Zambie : Kenneth Kaunda n’est plus

Le premier président de la Zambie tire sa révérence à l’âge de 97 ans

LUSAKA, Zambie (AP) – Kenneth Kaunda, président fondateur de la Zambie et champion du nationalisme africain qui a été le fer de lance des luttes pour mettre fin à la domination de la minorité blanche en Afrique australe, est décédé à l’âge de 97 ans.

La mort de Kaunda a été annoncée jeudi soir par le président zambien Edgar Lungu sur sa page Facebook. La Zambie connaîtra 21 jours de deuil national, a déclaré M. Lungu.

« Au nom de toute la nation et en mon nom personnel, je prie pour que toute la famille Kaunda soit réconfortée alors que nous pleurons notre premier président et véritable icône africaine », a écrit Lungu.

Le fils de Kaunda, Kamarange, a également annoncé la nouvelle du décès de l’homme d’État sur Facebook.
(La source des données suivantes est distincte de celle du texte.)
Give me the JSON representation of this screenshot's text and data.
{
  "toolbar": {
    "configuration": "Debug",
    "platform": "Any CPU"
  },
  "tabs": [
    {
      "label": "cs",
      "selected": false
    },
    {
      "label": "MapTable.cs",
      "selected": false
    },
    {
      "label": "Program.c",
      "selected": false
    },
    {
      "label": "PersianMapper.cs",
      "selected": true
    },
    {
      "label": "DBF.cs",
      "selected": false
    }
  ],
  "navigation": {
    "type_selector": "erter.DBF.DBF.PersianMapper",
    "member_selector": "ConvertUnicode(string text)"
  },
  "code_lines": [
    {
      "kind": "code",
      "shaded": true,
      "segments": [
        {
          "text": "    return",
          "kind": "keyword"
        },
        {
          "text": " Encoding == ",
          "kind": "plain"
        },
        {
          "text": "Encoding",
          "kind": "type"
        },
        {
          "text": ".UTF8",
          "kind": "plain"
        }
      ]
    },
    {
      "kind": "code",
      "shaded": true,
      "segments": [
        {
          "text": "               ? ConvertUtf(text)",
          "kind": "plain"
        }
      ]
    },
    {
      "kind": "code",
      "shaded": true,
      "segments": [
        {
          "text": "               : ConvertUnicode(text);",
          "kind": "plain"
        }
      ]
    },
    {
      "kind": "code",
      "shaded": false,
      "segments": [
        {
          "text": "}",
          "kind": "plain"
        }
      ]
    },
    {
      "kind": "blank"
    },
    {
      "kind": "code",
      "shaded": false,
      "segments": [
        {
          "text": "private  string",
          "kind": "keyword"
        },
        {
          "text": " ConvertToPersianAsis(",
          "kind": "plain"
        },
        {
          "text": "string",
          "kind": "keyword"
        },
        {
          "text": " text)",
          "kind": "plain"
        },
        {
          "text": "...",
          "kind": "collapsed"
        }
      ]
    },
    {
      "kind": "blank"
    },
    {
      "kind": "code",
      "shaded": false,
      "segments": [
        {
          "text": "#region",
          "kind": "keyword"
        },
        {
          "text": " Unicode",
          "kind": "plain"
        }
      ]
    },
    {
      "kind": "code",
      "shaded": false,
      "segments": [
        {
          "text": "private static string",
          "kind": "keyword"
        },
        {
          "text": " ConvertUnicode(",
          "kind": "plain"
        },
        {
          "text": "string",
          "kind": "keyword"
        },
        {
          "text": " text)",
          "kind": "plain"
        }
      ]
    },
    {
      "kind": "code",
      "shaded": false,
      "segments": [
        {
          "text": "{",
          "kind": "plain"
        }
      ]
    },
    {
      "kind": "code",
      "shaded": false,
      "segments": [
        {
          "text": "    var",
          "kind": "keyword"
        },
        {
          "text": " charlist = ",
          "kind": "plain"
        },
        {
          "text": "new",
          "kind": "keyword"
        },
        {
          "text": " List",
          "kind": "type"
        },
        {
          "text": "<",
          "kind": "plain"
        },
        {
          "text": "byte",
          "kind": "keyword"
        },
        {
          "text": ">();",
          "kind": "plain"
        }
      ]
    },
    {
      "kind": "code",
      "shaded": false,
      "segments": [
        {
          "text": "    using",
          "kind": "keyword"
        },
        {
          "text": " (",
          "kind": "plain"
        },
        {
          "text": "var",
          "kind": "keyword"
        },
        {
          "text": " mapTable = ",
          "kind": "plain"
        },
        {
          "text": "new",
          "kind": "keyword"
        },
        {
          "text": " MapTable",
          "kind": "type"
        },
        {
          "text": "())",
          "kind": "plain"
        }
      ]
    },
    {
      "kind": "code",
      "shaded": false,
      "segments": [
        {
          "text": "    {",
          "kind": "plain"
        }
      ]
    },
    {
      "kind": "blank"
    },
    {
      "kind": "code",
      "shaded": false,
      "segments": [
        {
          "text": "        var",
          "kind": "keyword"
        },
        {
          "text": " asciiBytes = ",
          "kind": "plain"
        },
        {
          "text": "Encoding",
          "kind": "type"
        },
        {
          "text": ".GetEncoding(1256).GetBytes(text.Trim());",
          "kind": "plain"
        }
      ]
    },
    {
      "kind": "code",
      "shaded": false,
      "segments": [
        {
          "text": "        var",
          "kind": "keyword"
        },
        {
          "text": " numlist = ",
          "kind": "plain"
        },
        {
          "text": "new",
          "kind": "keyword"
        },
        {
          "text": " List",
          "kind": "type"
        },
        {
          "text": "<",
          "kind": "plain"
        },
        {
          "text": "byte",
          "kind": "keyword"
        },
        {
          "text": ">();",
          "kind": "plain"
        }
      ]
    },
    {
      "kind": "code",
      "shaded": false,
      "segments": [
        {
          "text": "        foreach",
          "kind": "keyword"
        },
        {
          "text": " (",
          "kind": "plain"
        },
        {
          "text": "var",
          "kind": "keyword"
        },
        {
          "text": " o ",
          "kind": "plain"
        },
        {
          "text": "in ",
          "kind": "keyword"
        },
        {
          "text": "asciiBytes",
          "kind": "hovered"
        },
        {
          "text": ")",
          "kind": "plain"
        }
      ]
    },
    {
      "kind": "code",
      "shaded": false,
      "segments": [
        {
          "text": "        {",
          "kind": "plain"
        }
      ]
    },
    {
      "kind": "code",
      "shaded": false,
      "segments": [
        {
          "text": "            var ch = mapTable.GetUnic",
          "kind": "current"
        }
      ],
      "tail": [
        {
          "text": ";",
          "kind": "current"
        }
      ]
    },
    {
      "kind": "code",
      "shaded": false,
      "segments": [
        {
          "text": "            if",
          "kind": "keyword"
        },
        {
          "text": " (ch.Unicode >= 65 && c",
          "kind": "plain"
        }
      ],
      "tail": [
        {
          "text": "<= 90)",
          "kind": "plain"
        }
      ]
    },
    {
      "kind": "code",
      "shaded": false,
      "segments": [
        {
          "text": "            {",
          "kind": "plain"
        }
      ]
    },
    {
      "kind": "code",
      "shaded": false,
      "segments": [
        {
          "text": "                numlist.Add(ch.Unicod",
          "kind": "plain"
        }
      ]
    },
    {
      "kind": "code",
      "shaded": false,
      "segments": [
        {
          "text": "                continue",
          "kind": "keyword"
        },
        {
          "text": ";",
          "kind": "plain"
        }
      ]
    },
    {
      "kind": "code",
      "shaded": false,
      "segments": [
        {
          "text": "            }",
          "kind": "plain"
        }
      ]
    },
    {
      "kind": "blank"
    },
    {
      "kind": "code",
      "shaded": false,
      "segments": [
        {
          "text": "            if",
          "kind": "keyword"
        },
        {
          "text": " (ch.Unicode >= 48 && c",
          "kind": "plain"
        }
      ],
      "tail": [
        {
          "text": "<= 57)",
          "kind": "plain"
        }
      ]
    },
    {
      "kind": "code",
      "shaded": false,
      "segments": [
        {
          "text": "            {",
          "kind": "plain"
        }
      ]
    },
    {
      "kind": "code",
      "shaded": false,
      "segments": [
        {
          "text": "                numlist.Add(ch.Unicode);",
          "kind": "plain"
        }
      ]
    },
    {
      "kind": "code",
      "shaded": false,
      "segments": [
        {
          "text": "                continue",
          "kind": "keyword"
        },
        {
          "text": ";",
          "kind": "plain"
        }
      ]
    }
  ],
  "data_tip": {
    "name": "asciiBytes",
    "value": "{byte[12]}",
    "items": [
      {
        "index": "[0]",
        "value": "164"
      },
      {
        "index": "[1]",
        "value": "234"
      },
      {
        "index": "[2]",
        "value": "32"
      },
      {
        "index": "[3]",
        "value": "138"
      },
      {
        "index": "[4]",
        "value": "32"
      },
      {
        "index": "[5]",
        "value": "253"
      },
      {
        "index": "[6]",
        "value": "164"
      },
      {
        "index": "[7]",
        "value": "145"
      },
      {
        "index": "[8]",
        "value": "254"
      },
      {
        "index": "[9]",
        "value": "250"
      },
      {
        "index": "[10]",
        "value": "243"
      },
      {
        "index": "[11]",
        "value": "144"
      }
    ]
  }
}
« Je suis triste d’annoncer que nous avons perdu Mzee », a écrit le fils de Kaunda, en utilisant un terme swahili de respect pour un aîné. « Prions pour lui. »

Kaunda avait été admis à l’hôpital lundi et les responsables ont déclaré plus tard qu’il était traité pour une pneumonie.

Le pays d’Afrique australe est actuellement confronté à une recrudescence des cas de COVID-19 et Kaunda a été admis au Maina Soko Medical Center, un hôpital militaire qui est un centre de traitement de la maladie dans la capitale, Lusaka.

Kaunda s’est fait connaître en tant que leader de la campagne visant à mettre fin à la domination coloniale de son pays, alors connu sous le nom de Rhodésie du Nord, et a été élu premier président de la Zambie en 1964.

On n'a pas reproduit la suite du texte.